Garantito anche lo scalo ferroviario con due stazioni, Vibo Marina e Vibo Valentia - Pizzo. La città è situata sull'altopiano del Poro in posizione dominante sul territorio; dal centro città, si scende al mare in pochi minuti. Un tempo importante mercato agricolo, costituisce attualmente uno dei principali poli industriali della Regione, con aziende operanti nei settori chimico, meccanico e della lavorazione di prodotti petroliferi, alimentare, tessile e delle confezioni, del cemento e di materiali da costruzione. Molto importante l'attività del porto, che presenta un notevole movimento di merci : vengono importati petroli e materiali destinati alle industrie locali e imbarcati manufatti e prodotti agricoli provenienti dall'entroterra. Importanza riveste la pesca, mentre in espansione è il settore turistico.
Vibo Valentia è stata fondata come colonia locrese (nome: Hipponion) sul luogo di un già esistente centro italico.
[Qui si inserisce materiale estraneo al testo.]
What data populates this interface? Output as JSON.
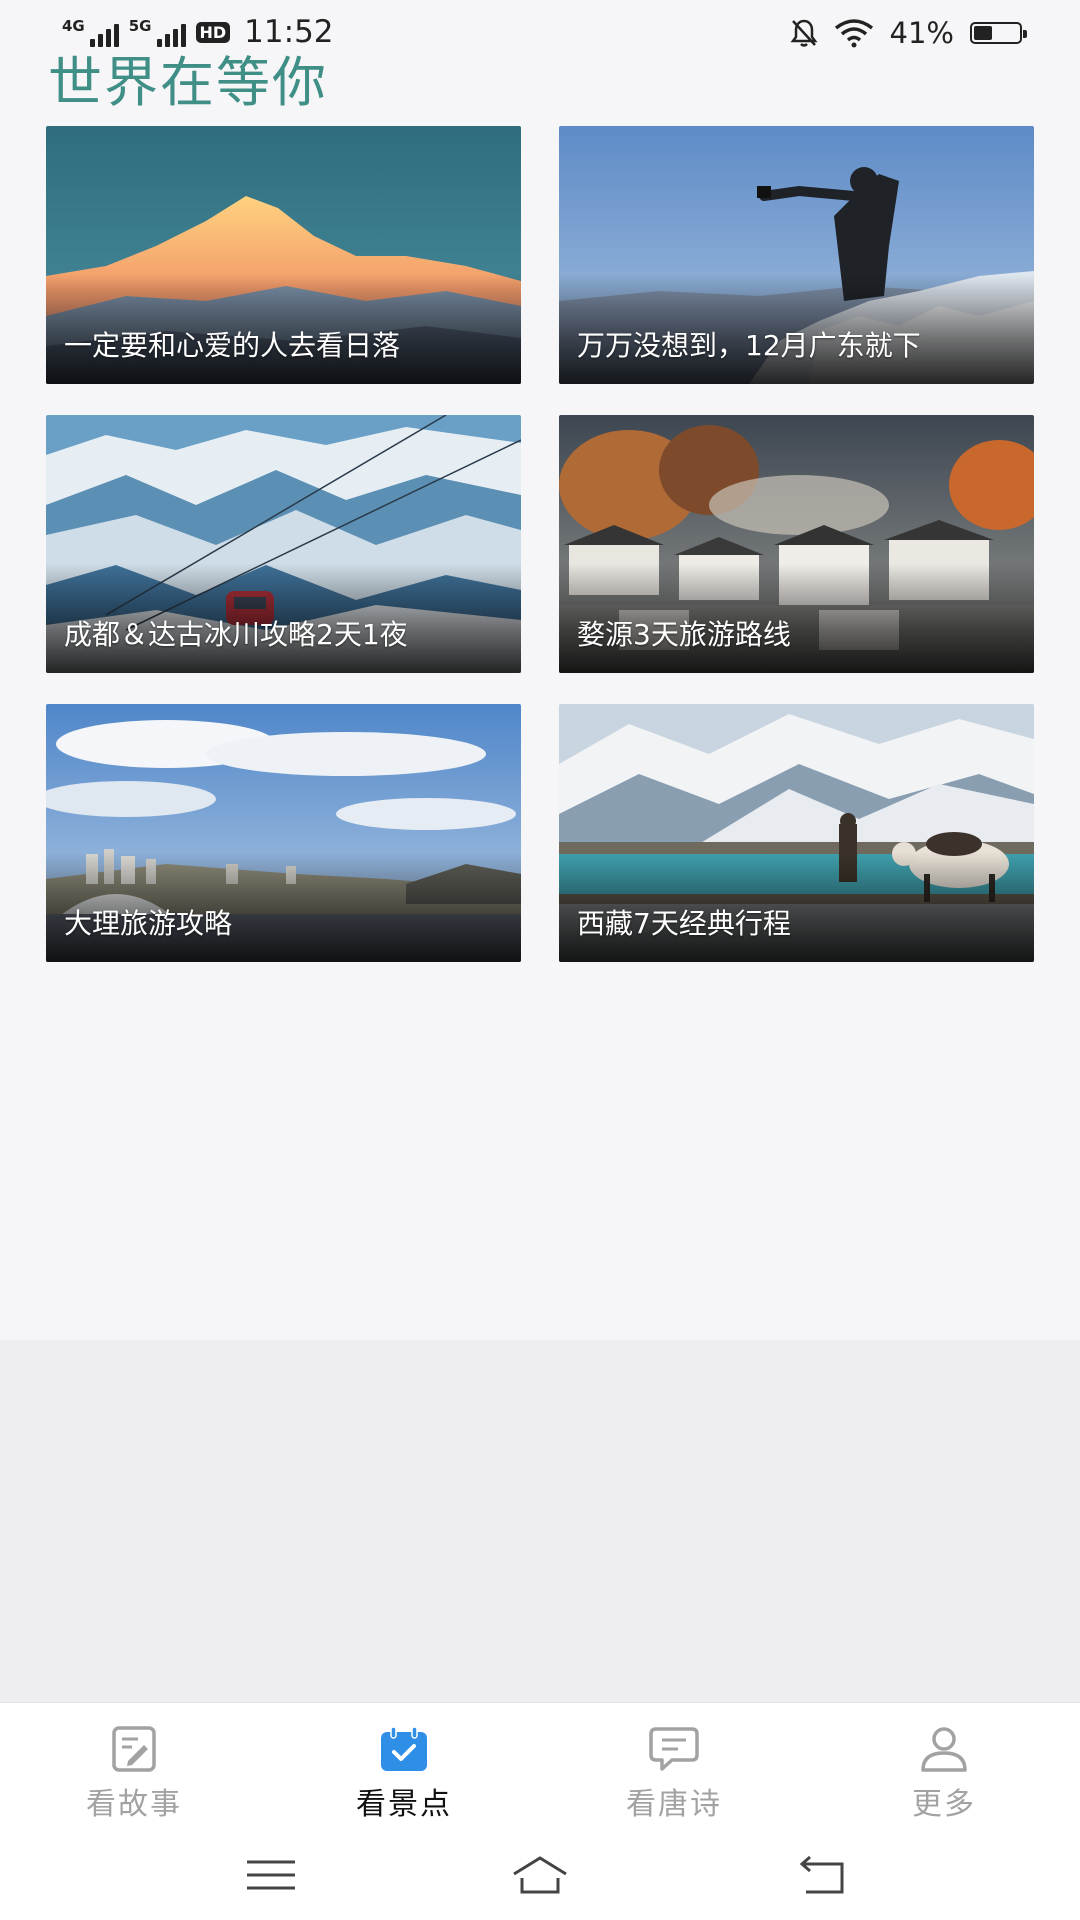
{
  "status_bar": {
    "signal1": "4G",
    "signal2": "5G",
    "hd": "HD",
    "time": "11:52",
    "battery_percent": "41%",
    "battery_level": 0.41,
    "icons": [
      "mute-bell-icon",
      "wifi-icon",
      "battery-icon"
    ]
  },
  "page": {
    "title": "世界在等你"
  },
  "cards": [
    {
      "caption": "一定要和心爱的人去看日落",
      "scene": "sunset-snow-mountain"
    },
    {
      "caption": "万万没想到，12月广东就下",
      "scene": "person-photographing-frost"
    },
    {
      "caption": "成都＆达古冰川攻略2天1夜",
      "scene": "snowy-mountains-cable-car"
    },
    {
      "caption": "婺源3天旅游路线",
      "scene": "village-autumn-trees"
    },
    {
      "caption": "大理旅游攻略",
      "scene": "city-blue-sky-clouds"
    },
    {
      "caption": "西藏7天经典行程",
      "scene": "lake-yak-snow-mountain"
    }
  ],
  "bottom_nav": [
    {
      "label": "看故事",
      "icon": "edit-note-icon",
      "active": false
    },
    {
      "label": "看景点",
      "icon": "calendar-check-icon",
      "active": true
    },
    {
      "label": "看唐诗",
      "icon": "chat-bubble-icon",
      "active": false
    },
    {
      "label": "更多",
      "icon": "person-icon",
      "active": false
    }
  ],
  "colors": {
    "title": "#3f8f86",
    "active_tab_icon": "#2f8fe6",
    "inactive_tab": "#a2a2a2",
    "active_tab_label": "#111111"
  }
}
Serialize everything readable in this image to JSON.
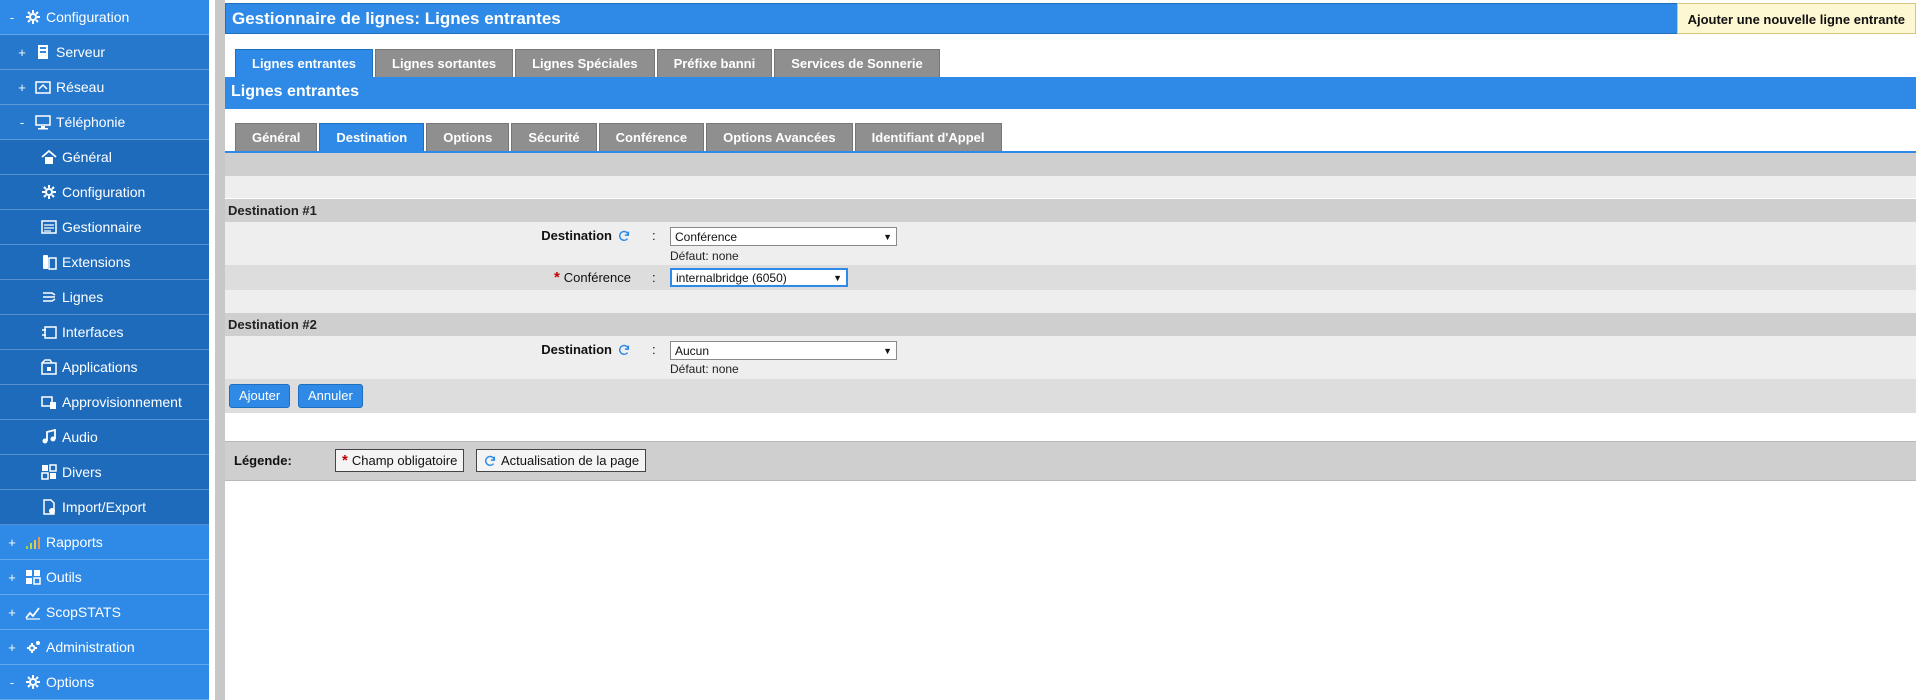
{
  "sidebar": {
    "items": [
      {
        "toggle": "-",
        "label": "Configuration",
        "icon": "gear-icon"
      },
      {
        "toggle": "+",
        "label": "Serveur",
        "icon": "server-icon"
      },
      {
        "toggle": "+",
        "label": "Réseau",
        "icon": "network-icon"
      },
      {
        "toggle": "-",
        "label": "Téléphonie",
        "icon": "telephony-icon"
      },
      {
        "label": "Général",
        "icon": "home-icon"
      },
      {
        "label": "Configuration",
        "icon": "gear-icon"
      },
      {
        "label": "Gestionnaire",
        "icon": "manager-icon"
      },
      {
        "label": "Extensions",
        "icon": "phone-icon"
      },
      {
        "label": "Lignes",
        "icon": "lines-icon"
      },
      {
        "label": "Interfaces",
        "icon": "interfaces-icon"
      },
      {
        "label": "Applications",
        "icon": "applications-icon"
      },
      {
        "label": "Approvisionnement",
        "icon": "provisioning-icon"
      },
      {
        "label": "Audio",
        "icon": "music-note-icon"
      },
      {
        "label": "Divers",
        "icon": "grid-icon"
      },
      {
        "label": "Import/Export",
        "icon": "import-export-icon"
      },
      {
        "toggle": "+",
        "label": "Rapports",
        "icon": "bar-chart-icon"
      },
      {
        "toggle": "+",
        "label": "Outils",
        "icon": "tools-icon"
      },
      {
        "toggle": "+",
        "label": "ScopSTATS",
        "icon": "stats-icon"
      },
      {
        "toggle": "+",
        "label": "Administration",
        "icon": "admin-gear-icon"
      },
      {
        "toggle": "-",
        "label": "Options",
        "icon": "gear-icon"
      }
    ]
  },
  "header": {
    "title": "Gestionnaire de lignes:  Lignes entrantes",
    "add_button": "Ajouter une nouvelle ligne entrante"
  },
  "top_tabs": [
    "Lignes entrantes",
    "Lignes sortantes",
    "Lignes Spéciales",
    "Préfixe banni",
    "Services de Sonnerie"
  ],
  "section_title": "Lignes entrantes",
  "sub_tabs": [
    "Général",
    "Destination",
    "Options",
    "Sécurité",
    "Conférence",
    "Options Avancées",
    "Identifiant d'Appel"
  ],
  "form": {
    "dest1_title": "Destination #1",
    "dest1_label": "Destination",
    "dest1_value": "Conférence",
    "dest1_default": "Défaut: none",
    "conf_required": "*",
    "conf_label": "Conférence",
    "conf_value": "internalbridge (6050)",
    "dest2_title": "Destination #2",
    "dest2_label": "Destination",
    "dest2_value": "Aucun",
    "dest2_default": "Défaut: none",
    "colon": ":"
  },
  "buttons": {
    "add": "Ajouter",
    "cancel": "Annuler"
  },
  "legend": {
    "title": "Légende:",
    "required_star": "*",
    "required": "Champ obligatoire",
    "refresh": "Actualisation de la page"
  },
  "colors": {
    "accent": "#2e8ae6",
    "required": "#c00000",
    "tab_inactive": "#8f8f8f"
  }
}
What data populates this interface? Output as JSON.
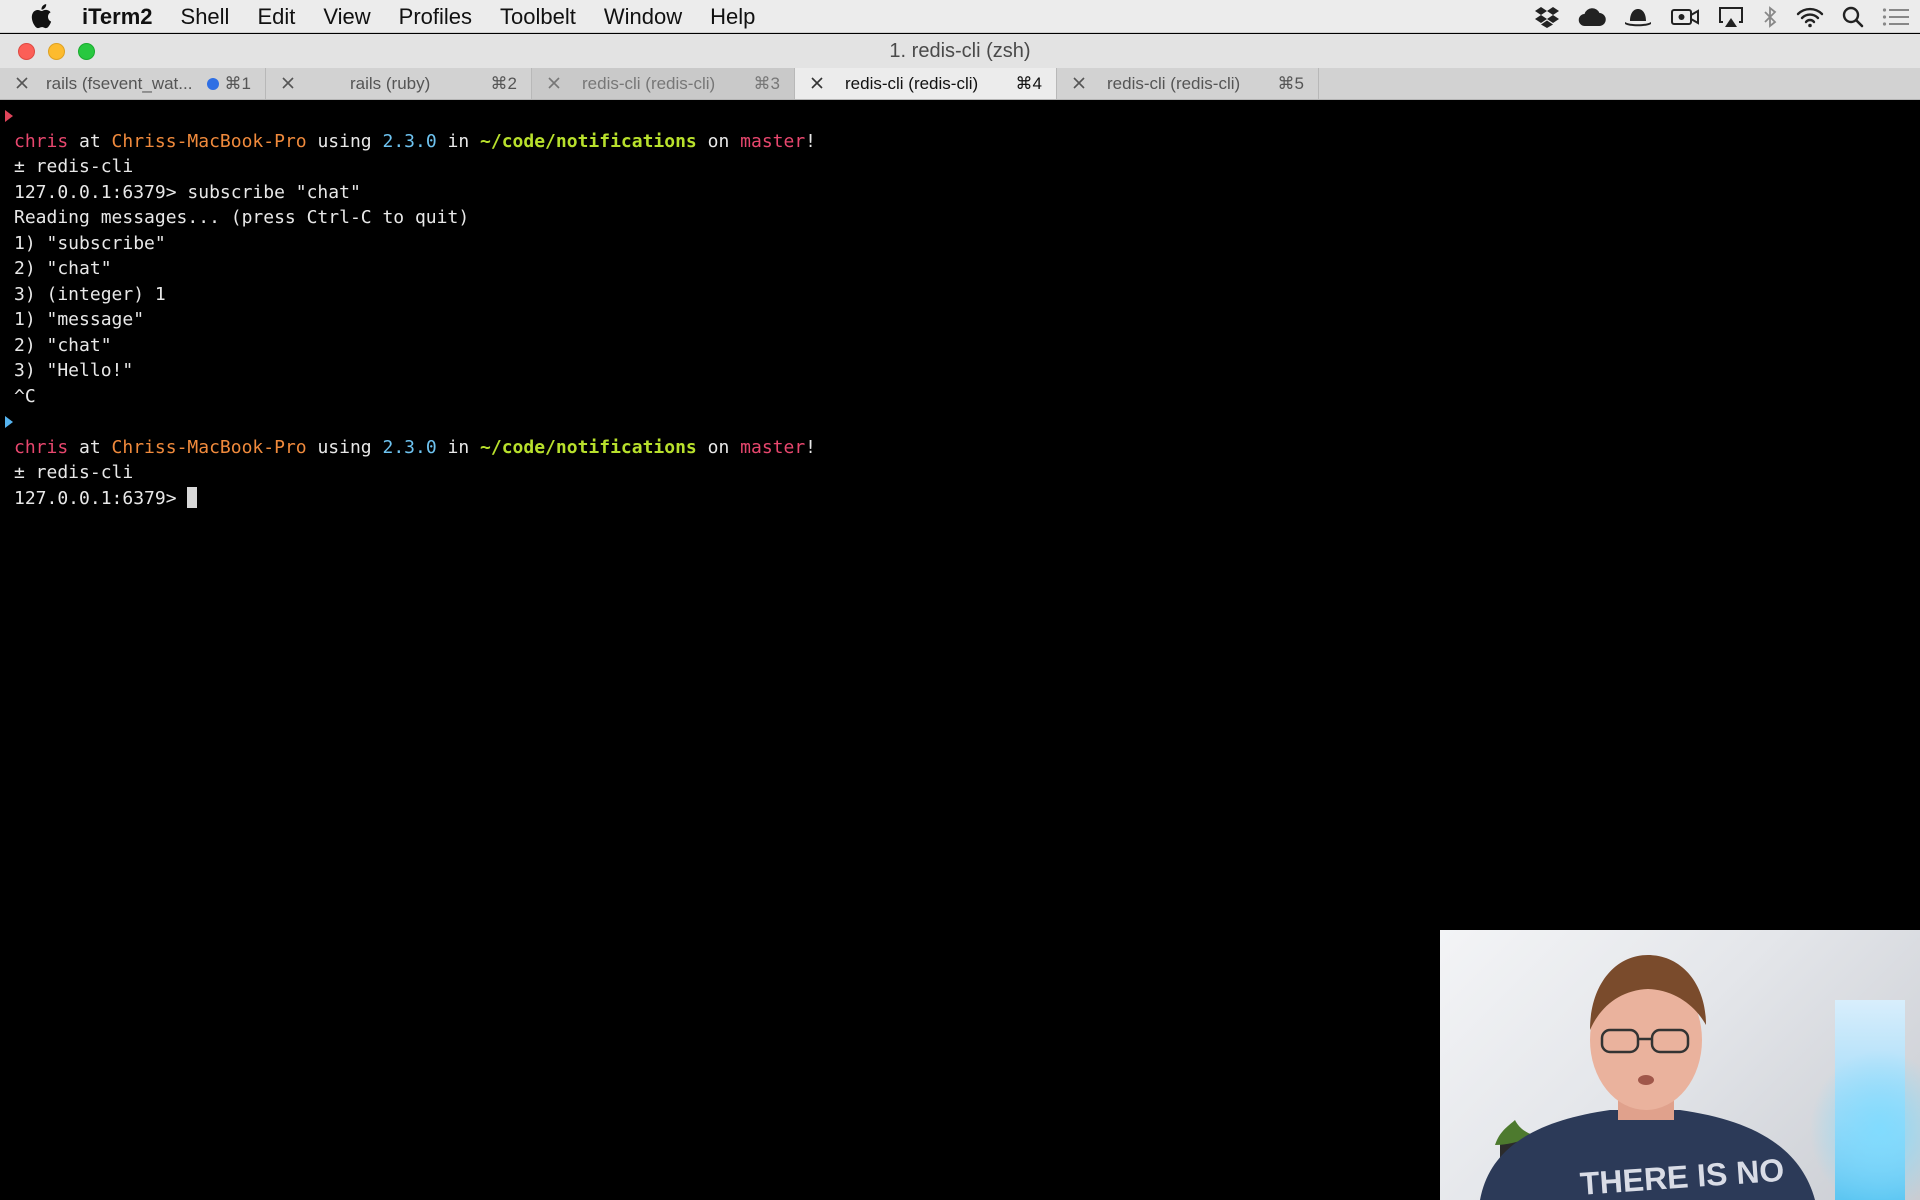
{
  "menubar": {
    "app_name": "iTerm2",
    "items": [
      "Shell",
      "Edit",
      "View",
      "Profiles",
      "Toolbelt",
      "Window",
      "Help"
    ]
  },
  "window": {
    "title": "1. redis-cli (zsh)"
  },
  "tabs": [
    {
      "label": "rails (fsevent_wat...",
      "shortcut": "⌘1",
      "state": "inactive",
      "has_activity": true
    },
    {
      "label": "rails (ruby)",
      "shortcut": "⌘2",
      "state": "inactive",
      "has_activity": false
    },
    {
      "label": "redis-cli (redis-cli)",
      "shortcut": "⌘3",
      "state": "dim",
      "has_activity": false
    },
    {
      "label": "redis-cli (redis-cli)",
      "shortcut": "⌘4",
      "state": "active",
      "has_activity": false
    },
    {
      "label": "redis-cli (redis-cli)",
      "shortcut": "⌘5",
      "state": "inactive",
      "has_activity": false
    }
  ],
  "terminal": {
    "prompt1": {
      "user": "chris",
      "at": " at ",
      "host": "Chriss-MacBook-Pro",
      "using": " using ",
      "version": "2.3.0",
      "in": " in ",
      "path": "~/code/notifications",
      "on": " on ",
      "branch": "master",
      "bang": "!"
    },
    "lines_block1": [
      "± redis-cli",
      "127.0.0.1:6379> subscribe \"chat\"",
      "Reading messages... (press Ctrl-C to quit)",
      "1) \"subscribe\"",
      "2) \"chat\"",
      "3) (integer) 1",
      "1) \"message\"",
      "2) \"chat\"",
      "3) \"Hello!\"",
      "^C"
    ],
    "prompt2": {
      "user": "chris",
      "at": " at ",
      "host": "Chriss-MacBook-Pro",
      "using": " using ",
      "version": "2.3.0",
      "in": " in ",
      "path": "~/code/notifications",
      "on": " on ",
      "branch": "master",
      "bang": "!"
    },
    "lines_block2": [
      "± redis-cli",
      "127.0.0.1:6379> "
    ]
  },
  "webcam": {
    "shirt_text": "THERE IS NO"
  },
  "colors": {
    "prompt_user": "#e8476e",
    "prompt_host": "#f08a3c",
    "prompt_version": "#6ec3f0",
    "prompt_path": "#b8e02c",
    "activity_dot": "#2f6fe4"
  },
  "icons": [
    "apple-icon",
    "dropbox-icon",
    "cloud-icon",
    "bowler-hat-icon",
    "camera-icon",
    "airplay-icon",
    "bluetooth-icon",
    "wifi-icon",
    "search-icon",
    "notification-list-icon"
  ]
}
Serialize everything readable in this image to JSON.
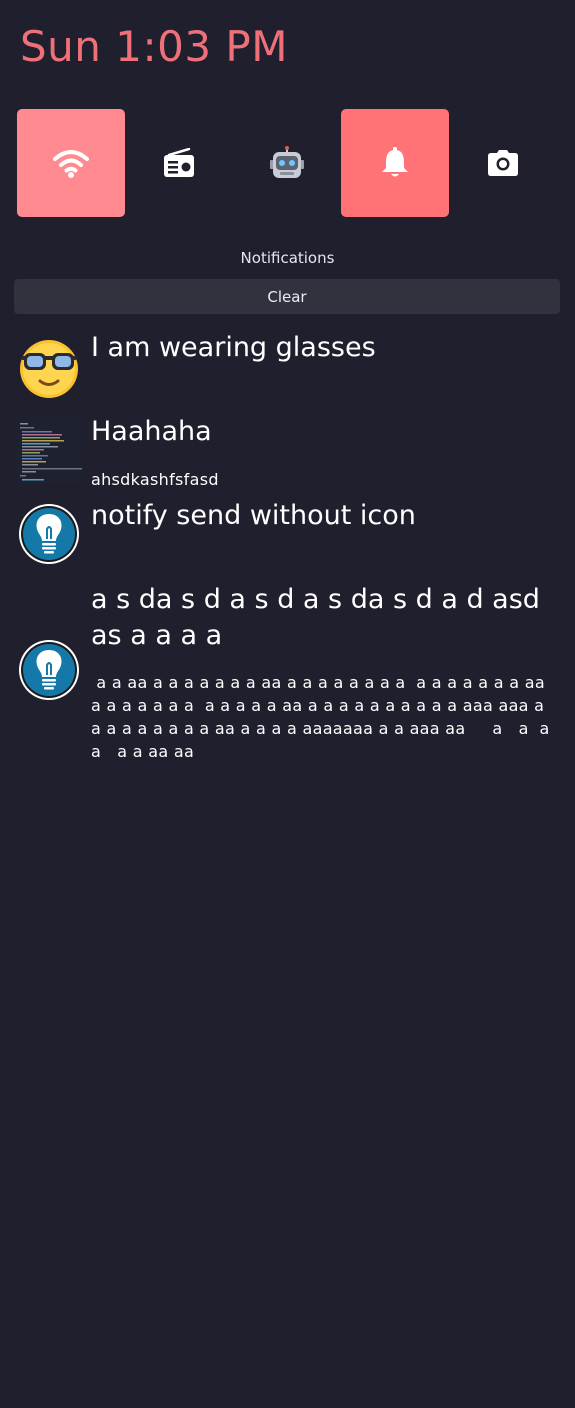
{
  "clock": {
    "text": "Sun 1:03 PM",
    "color": "#f0707a"
  },
  "quick_toggles": [
    {
      "icon": "wifi-icon",
      "active": true,
      "color": "#ff8a8f"
    },
    {
      "icon": "radio-icon",
      "active": false
    },
    {
      "icon": "robot-icon",
      "active": false
    },
    {
      "icon": "bell-icon",
      "active": true,
      "color": "#ff7377"
    },
    {
      "icon": "camera-icon",
      "active": false
    }
  ],
  "notifications_panel": {
    "heading": "Notifications",
    "clear_label": "Clear"
  },
  "notifications": [
    {
      "icon": "glasses-emoji-icon",
      "title": "I am wearing glasses",
      "body": ""
    },
    {
      "icon": "code-screenshot-thumbnail",
      "title": "Haahaha",
      "body": "ahsdkashfsfasd"
    },
    {
      "icon": "lightbulb-icon",
      "title": "notify send without icon",
      "body": ""
    },
    {
      "icon": "lightbulb-icon",
      "title": "a s da s d a s d a s da s d a d asd as a a a a",
      "body": " a a aa a a a a a a a aa a a a a a a a a  a a a a a a a aa a a a a a a a  a a a a a aa a a a a a a a a a a aaa aaa a a a a a a a a a aa a a a a aaaaaaa a a aaa aa     a   a  a   a   a a aa aa"
    }
  ],
  "colors": {
    "background": "#1f1f2e",
    "button_bg": "#32323f",
    "accent": "#f0707a"
  }
}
Raggiunse nel secolo V a.C. una notevole potenza, riuscendo a sconfiggere nel 442 a. C. la stessa Locri ; fu in seguito vinta e distrutta da Dionisio il Vecchio di Siracusa. Fu ricostruita nel 379 a.C. dai Cartaginesi, passò sotto l'influenza dei Greci prima e dei Bruzi poi, finché nel 192 a.C. divenne colonia romana. Il centro cittadino si compone di un borgo medioevale, dalle vie strette e sinuose, raggruppato sul colle ai piedi del castello, e di una parte moderna che si estende nel sottostante ripiano terrazzato ed ha una regolare maglia ortogonale.